Rien

ELLE : Là. Rien. La tête qui crève en feu, la douleur atroce, atroce. Le vide horrible de l’écran vide, du petit couteau, là, le couteau petit qui émerge et m’éclate et puis sombre, sur la page blanche, et revient, là, là, tu vois ? Je vais être folle. Je suis folle. Oui. C’est peut-être l’écran comme le corps de ma mère, son ventre, qui m’avait fait naître un jour au monde. Froid c’était, gluant. A ce ventre je m’y collais pour vomir. C’est immonde. Tu y meurs. Je regarde la petite lame qui émerge et se noie sans cesse, une coupure dans le vide et le ventre. Je vais revenir aux temps d’avant de la vie, avant tout, tout. Je vais vomir.

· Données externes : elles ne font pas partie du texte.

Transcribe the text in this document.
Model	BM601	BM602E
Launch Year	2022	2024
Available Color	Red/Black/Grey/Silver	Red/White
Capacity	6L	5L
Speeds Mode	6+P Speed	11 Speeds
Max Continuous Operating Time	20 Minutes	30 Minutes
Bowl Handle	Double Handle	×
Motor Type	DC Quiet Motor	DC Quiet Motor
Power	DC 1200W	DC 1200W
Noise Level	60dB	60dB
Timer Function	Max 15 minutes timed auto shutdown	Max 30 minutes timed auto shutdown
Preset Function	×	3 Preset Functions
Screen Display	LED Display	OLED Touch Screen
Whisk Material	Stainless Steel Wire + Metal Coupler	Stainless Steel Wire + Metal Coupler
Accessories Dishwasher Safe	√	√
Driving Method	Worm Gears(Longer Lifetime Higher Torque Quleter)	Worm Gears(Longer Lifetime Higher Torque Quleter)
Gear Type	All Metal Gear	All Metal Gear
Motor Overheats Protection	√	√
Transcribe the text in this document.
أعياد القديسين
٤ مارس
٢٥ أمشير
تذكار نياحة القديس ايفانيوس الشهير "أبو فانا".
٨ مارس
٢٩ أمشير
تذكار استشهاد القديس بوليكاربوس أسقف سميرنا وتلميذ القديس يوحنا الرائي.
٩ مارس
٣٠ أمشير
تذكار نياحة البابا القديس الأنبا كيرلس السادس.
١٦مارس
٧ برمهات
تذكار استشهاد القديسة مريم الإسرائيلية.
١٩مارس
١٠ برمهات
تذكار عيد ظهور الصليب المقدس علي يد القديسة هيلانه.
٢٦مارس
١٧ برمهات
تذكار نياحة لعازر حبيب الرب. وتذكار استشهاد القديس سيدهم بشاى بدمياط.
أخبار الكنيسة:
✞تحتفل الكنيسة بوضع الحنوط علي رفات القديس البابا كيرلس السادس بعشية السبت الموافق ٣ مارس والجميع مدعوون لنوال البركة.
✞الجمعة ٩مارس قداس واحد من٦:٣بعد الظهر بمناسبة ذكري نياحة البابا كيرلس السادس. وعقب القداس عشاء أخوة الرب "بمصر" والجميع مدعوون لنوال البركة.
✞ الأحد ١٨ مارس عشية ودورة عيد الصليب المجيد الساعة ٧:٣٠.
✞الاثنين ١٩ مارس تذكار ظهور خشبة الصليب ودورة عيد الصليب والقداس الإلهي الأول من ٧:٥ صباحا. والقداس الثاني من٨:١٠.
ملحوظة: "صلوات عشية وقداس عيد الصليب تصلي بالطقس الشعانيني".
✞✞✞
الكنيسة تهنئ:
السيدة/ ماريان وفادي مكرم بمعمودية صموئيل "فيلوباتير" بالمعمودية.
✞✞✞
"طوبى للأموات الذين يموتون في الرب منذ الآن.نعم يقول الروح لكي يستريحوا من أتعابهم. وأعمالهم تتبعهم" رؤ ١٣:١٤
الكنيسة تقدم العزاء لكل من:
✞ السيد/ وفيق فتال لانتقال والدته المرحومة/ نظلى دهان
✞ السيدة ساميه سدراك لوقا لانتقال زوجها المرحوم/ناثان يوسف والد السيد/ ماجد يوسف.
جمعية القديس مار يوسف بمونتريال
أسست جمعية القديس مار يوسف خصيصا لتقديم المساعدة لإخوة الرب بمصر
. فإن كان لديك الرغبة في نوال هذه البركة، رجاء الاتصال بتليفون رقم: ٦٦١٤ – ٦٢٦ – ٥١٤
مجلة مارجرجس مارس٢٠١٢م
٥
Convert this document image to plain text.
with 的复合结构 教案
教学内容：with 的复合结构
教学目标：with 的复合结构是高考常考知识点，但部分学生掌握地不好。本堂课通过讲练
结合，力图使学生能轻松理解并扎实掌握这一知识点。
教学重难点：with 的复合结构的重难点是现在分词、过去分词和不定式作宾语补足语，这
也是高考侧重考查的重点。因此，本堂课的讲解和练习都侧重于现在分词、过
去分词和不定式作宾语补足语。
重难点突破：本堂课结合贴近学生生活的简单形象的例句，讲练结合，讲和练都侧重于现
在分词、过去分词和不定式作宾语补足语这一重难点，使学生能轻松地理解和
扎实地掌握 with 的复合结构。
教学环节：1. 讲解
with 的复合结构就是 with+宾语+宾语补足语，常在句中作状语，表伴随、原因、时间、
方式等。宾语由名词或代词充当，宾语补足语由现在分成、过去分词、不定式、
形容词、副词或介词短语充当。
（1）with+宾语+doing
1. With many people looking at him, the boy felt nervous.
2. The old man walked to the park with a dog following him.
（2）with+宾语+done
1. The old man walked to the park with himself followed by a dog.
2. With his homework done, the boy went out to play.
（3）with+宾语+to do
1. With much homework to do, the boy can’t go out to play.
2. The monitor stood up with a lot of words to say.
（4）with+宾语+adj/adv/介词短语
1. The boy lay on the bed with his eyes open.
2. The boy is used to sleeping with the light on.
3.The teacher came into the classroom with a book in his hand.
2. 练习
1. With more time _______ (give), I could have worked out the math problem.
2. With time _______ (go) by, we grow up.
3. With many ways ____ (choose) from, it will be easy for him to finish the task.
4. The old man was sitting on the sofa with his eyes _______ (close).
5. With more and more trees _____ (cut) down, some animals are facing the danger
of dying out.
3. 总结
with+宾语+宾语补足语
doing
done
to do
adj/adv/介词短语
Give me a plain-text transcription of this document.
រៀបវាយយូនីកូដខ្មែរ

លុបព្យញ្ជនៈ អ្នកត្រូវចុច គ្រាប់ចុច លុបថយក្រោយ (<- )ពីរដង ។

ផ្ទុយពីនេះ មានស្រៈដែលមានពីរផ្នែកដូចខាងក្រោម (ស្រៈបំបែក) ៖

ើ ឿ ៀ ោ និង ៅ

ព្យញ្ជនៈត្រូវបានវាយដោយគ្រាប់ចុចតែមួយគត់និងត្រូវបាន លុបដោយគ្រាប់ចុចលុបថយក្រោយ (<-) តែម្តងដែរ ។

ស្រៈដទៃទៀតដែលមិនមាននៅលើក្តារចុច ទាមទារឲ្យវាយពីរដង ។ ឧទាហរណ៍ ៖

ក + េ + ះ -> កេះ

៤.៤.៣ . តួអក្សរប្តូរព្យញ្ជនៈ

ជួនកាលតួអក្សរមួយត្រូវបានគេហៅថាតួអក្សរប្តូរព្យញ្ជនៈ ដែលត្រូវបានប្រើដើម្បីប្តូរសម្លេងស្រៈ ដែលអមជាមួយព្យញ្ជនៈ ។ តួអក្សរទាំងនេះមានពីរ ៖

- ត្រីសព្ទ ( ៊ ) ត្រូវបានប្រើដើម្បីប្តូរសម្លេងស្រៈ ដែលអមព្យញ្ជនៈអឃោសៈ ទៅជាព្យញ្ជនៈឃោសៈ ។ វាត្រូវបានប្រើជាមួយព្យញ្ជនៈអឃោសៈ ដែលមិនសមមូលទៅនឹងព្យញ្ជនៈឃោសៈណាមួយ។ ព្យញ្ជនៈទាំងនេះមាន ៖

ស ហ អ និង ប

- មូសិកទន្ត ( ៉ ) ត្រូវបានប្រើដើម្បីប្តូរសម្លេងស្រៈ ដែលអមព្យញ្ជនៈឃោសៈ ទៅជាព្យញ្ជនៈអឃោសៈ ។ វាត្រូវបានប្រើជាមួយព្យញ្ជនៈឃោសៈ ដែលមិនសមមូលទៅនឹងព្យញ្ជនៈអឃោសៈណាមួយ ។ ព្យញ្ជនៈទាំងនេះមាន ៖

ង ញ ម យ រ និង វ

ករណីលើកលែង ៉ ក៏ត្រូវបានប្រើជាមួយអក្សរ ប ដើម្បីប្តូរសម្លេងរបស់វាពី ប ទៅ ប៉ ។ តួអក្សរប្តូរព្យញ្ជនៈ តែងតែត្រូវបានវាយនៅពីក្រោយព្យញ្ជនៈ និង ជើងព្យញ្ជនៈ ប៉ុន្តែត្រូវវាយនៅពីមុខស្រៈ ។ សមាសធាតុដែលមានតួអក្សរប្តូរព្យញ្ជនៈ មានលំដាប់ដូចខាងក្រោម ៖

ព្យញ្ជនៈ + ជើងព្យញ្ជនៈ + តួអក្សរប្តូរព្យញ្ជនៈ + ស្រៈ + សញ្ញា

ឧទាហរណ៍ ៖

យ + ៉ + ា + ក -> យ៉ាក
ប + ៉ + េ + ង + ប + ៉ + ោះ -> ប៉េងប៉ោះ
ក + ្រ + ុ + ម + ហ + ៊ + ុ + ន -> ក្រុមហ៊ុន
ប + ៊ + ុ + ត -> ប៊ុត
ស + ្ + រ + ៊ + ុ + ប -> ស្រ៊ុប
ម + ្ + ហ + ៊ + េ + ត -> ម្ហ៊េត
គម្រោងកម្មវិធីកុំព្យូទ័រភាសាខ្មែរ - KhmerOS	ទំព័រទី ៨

L’AUTRE : Tais-toi. Tu mens. La lame n’est pas une lame. Ce n’est rien. Tu vas bien, très bien même. Écris un mot, écris ce que tu viens de dire. Commence à fumer. Ça va. Tu ne sens plus le froid. Le fil noir automatique commence à envahir l’écran. Regarde c’est comme des blattes qui rongent l’écran c’est drôle non ? C’est toi. Pas de vide. Des mots familiers, la douceur des courbes des petites lettres noires, tes yeux, tes cils noirs, tes lèvres, une fiction, là encore. C’est beau. Fume.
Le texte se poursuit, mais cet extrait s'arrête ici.